When I picked up my phone to read the meditation (on my Kindle app) I noticed two missed calls from my sister. I rang her, and learned that my mother had died just a few hours ago, following an unforeseen complication. It was so quick that no family member had been able to get there, but good to know that she had been so happy the previous evening, and that she had not had to go through a slow and distressing illness, which with her deficiencies of memory and confusion would have been horrid.


My mother would have liked these white periwinkles, I thought when I saw them on the verge in Santiago de Gobiendes, as do I.  So I took a photo.

Initially I was urged by my family to continue walking, as the funeral would be some time away, but as we talked Peter and I decided that it would be better to go home sooner rather than later, and to keep the rest of the Camino for another time. We had, after all, reached Santiago – just not Santiago de Compostela!

So we walked down to La Isla, where there is another pilgrim albergue, cherished and managed by Angelita.


The Albergue at La Isla is in the old school building

It’s well equipped and pleasant

Here we made phone calls to inform our children, and began to plan a route home. Our son booked us a passage on the ferry from Portsmouth to Santander on Thursday  Рa much calmer journey than a flight from Madrid which would have involved a long coach journey and a busy unfamiliar city and airport.

There were lots of pilgrims (well seven) in the albergue that night, and we especially enjoyed the company of two German girls, even showing one how to knit a five or six pointed star!

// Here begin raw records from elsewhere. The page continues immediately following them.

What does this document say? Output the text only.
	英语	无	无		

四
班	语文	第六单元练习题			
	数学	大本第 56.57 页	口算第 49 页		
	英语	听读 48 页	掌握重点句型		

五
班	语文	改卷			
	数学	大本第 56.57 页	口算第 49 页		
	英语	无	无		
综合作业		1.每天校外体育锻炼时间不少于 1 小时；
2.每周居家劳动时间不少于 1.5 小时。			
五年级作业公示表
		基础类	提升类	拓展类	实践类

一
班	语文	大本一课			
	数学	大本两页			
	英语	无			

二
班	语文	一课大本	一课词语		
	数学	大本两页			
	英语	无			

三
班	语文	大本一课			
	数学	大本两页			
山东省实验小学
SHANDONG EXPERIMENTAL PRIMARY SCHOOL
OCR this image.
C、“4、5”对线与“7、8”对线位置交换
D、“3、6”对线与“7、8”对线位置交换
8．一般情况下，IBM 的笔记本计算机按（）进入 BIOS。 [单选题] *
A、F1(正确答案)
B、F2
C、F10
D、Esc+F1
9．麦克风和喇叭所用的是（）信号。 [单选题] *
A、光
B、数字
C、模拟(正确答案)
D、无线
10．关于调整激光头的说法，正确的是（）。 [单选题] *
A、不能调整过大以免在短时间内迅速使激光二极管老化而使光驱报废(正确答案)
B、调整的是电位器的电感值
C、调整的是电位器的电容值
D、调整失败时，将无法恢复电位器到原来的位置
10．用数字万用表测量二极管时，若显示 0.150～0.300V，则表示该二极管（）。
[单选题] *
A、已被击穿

Fellow pilgrims in the kitchen/dining room at La Isla, doing what pilgrims do – talking about the route


We all individually or in pairs cooked pasta with tomato sauce! (Traditional pilgrim fare!) Angelita told us where to wait for a bus in the morning (a request initiated in Spanish and understood – even in a short week our Spanish has come on loads).


Our last horreo for this stage of our Camino, in La Isla.

So yesterday, Tuesday, we returned to Ribadesella by bus, where I was still intrigued by the old boats disintegrating in the estuary:


Tide out now


Close up



and the tide coming in again to give reflections

then to Llanes on the narrow gauge FEVE train. We are staying in the nice hostel here in Llanes for two nights, and then taking a coach to Santander on Thursday morning, for the ferry leaving at 3pm. In Llanes tonight there is to be a Holy Week Viacrucis – procession for Holy Week, which will be interesting.


LLanes is well known for this art installation: its huge brightly painted concrete sea defence blocks. The hill in the background is where we trudged for hours wondering if we were ever going to arrive, just a few days ago.


We weren’t the only ones admiring the art


Al sorts of images are there if you look for them – including this scallop shell


here is the town in the background – it all seems to fit together, doesn’t it?


There were other attractive corners of Llanes. It wasn’t a bad place to spend a couple of days.


Wednesday evening was horribly wet. Here is the band gathering dispiritedly in the square outside the church.

In the event it was too wet for the procession to take place. The Virgin Mary was carried a few steps across the church, and a few steps backwards. The band made a joyous noise (or fierce-some racket) while she moved. Then everyone gathered under the porch in the rain, and slowly dispersed, under umbrellas blowing inside out. I can’t make the videos upload, but if I find a way, I will .

So here ends stage six (or is it seven?) of the Buchaneers Pilgrimage. Never mind, the Camino will still be here when we return.